In the early stages of this downturn, lenders were often willing to accept relatively modest haircuts—typically 5–10% of the unpaid principal balance—in hopes of avoiding deeper losses. That window has since closed. Today, distressed assets are routinely trading at 30–60% discounts, with pricing driven by asset quality, rent collections, and regulatory exposure. In many cases, properties are changing hands at 3–5x gross rent multipliers, with cap rates approaching 8–10%—levels that would have been nearly unthinkable just a few years ago.
This reset has been painful, and investors and lenders alike have absorbed millions in losses. Additionally, the increasingly restrictive regulatory environment continues to inject uncertainty into underwriting and long-term planning. Yet within this correction lies the foundation for a fresh start. Buyers are able to enter the market today at an exceptionally low basis, creating room to weather near-term operational challenges and focus on cash flow durability.
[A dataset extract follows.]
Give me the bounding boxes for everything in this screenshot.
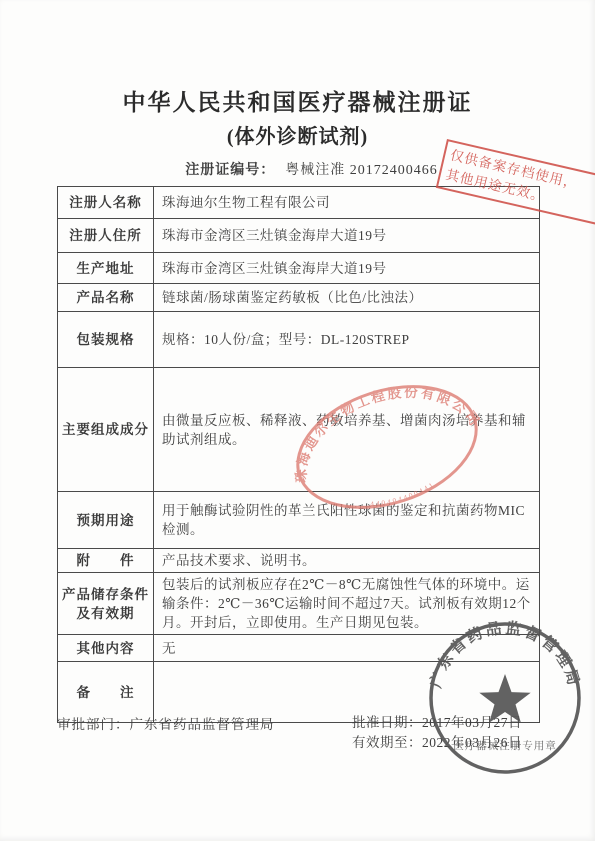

For sellers, relinquishing ownership has often become a pragmatic choice—an opportunity to sever unsustainable debt obligations and move forward, particularly in situations involving recourse or guarantees.
Although the road ahead remains complex, the NYC market is finding its new equilibrium. With measured optimism, the city’s progressive focus on affordable housing may, over time, create new opportunities for New York City’s commercial real estate players.
Shallini Mehra is a managing director and Amit Doshi is a senior executive managing director at Meridian Investment Sales, New York, N.Y.